Monday, April 6, 2009

Financial Times Editorial: Obama gets less than he deserves

Financial Times Editorial: Obama gets less than he deserves
Copyright The Financial Times Limited 2009
Published: April 5 2009 17:51 | Last updated: April 5 2009 17:51
http://www.ft.com/cms/s/0/13f088da-2200-11de-8380-00144feabdc0.html


Barack Obama’s European tour has confirmed that the new US president is admired as much abroad as at home. His diplomacy builds on this appeal. He came to listen not to lecture, he told Europe’s leaders last week, giving every sign he meant it. He is the kind of US president that Europe has longed for. Yet after the Group of 20 and Nato summits, what does this European model of a US president have to show for his efforts? Rave reviews and words of friendship – but of substance all too little.

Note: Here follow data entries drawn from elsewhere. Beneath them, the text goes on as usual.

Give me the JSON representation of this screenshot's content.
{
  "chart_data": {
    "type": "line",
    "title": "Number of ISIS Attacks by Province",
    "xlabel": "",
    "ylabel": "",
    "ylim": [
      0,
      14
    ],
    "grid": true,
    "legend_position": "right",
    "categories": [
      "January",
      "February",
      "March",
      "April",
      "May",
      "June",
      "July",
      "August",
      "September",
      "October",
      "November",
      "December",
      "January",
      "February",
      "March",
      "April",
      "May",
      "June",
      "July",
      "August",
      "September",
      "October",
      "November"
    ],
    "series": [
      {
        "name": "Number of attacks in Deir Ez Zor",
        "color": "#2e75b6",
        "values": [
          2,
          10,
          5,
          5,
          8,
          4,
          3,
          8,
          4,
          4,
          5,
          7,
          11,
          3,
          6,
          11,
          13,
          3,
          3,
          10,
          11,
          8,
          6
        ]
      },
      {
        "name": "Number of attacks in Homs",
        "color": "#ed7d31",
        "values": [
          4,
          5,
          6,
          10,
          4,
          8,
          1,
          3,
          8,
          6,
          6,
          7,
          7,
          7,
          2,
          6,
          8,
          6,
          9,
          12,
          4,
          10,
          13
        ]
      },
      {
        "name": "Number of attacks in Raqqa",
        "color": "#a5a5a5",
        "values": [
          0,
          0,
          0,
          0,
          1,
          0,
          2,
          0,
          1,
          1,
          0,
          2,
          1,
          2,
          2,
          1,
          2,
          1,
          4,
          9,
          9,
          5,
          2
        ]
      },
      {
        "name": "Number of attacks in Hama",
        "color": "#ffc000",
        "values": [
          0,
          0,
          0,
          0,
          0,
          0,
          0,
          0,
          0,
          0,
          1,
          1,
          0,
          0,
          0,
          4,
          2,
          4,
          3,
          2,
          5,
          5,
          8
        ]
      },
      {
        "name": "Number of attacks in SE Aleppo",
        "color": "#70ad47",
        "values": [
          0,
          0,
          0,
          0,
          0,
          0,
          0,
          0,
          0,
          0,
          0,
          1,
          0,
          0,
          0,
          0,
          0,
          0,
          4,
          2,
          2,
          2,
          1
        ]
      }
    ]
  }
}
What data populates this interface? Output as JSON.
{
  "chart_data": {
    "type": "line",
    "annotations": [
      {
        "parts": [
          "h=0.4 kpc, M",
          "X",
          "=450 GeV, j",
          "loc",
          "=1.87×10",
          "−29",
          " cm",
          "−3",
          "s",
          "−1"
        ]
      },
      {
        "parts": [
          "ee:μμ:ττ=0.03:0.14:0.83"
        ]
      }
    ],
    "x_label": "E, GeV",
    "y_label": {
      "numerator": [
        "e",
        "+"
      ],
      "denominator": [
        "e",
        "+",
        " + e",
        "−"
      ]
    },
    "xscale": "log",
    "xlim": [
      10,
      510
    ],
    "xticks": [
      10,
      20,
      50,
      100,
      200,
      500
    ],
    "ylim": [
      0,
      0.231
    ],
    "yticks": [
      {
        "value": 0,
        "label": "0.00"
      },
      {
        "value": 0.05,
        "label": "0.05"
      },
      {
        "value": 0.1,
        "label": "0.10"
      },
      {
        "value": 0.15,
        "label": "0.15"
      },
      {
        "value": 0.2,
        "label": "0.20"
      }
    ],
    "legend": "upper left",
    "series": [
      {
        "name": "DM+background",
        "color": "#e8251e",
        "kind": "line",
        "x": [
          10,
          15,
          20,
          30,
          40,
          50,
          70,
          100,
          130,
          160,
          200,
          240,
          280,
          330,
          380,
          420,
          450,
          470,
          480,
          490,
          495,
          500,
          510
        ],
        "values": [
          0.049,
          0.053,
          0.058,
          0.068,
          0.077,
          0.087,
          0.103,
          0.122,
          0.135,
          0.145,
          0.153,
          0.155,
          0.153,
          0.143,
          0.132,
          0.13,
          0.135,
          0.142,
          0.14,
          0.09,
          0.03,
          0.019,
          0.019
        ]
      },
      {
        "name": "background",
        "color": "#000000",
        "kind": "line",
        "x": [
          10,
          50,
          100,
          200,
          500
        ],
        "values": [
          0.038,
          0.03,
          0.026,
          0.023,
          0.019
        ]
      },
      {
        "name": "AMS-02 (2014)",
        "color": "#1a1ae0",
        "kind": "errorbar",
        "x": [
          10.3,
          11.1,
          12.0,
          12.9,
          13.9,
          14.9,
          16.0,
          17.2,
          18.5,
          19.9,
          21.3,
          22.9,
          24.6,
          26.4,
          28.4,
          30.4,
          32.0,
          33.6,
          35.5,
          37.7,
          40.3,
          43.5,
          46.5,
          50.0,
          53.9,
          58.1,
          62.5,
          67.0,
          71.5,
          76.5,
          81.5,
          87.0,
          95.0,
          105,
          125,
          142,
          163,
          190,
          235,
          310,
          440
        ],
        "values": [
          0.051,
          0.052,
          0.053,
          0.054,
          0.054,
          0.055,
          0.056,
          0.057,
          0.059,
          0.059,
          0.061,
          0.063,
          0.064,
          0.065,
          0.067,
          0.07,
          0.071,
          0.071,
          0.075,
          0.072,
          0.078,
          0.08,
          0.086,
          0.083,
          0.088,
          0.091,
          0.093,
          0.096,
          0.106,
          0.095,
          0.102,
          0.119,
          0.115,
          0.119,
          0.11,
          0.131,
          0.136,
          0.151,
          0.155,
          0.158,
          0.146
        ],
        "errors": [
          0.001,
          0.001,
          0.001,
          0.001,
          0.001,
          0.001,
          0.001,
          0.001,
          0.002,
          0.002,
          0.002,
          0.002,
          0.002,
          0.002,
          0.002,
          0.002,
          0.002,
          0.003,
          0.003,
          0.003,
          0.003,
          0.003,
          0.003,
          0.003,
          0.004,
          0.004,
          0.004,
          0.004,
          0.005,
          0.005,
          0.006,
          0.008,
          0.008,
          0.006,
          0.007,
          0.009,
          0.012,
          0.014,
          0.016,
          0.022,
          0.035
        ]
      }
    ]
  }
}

The G20 failed to agree on what the US sought above all, namely stronger fiscal expansion. Its communiqué blended measures already announced and commitments to do the right thing. As far as promising to maintain liberal trade and keep markets open is concerned, the same commitments were made last November and promptly broken.

At the Nato summit, Mr Obama’s chief goal was to secure real support – meaning European troops – for US forces in Afghanistan. Europe’s governments congratulated him on his new strategy and offered some extra troops on a temporary and conditional basis, but told the president, in effect, to expect no serious help in rooting out al-Qaeda. That kind of work is too dangerous for Europe’s soldiers.

On both issues, Mr Obama’s proposals are sound and deserved a generous response. Europe’s stimulus is indeed too puny. France and Germany, especially, should do more. The preference of European governments to move first on reform of global regulation is ill advised. Regulatory reform is not the priority. Loosely aligned national reforms make more sense in any case than striving for a chimerical global regulator. When Europe actually has a single regulator for itself it will have more credibility in calling for one for the world.

In Afghanistan, admittedly, doubts persist about the new aims of US policy. Mr Obama says his main goal is to deny al-Qaeda a sanctuary, yet he also talks of humanitarian help and promoting development. The line between this and the nation building that the administration sees as unwarranted and over-ambitious is not entirely clear. What matters most, though, is that Mr Obama is right when he says that al-Qaeda threatens Europe at least as much as it threatens the United States. The fight to contain it is Europe’s fight too.

Mr Obama was by no means humiliated on this trip – the reception was too rapturous for that – but he was rebuffed nonetheless and is entitled to feel disappointed. Applause is fine, but not enough. Mr Obama deserves Europe’s help.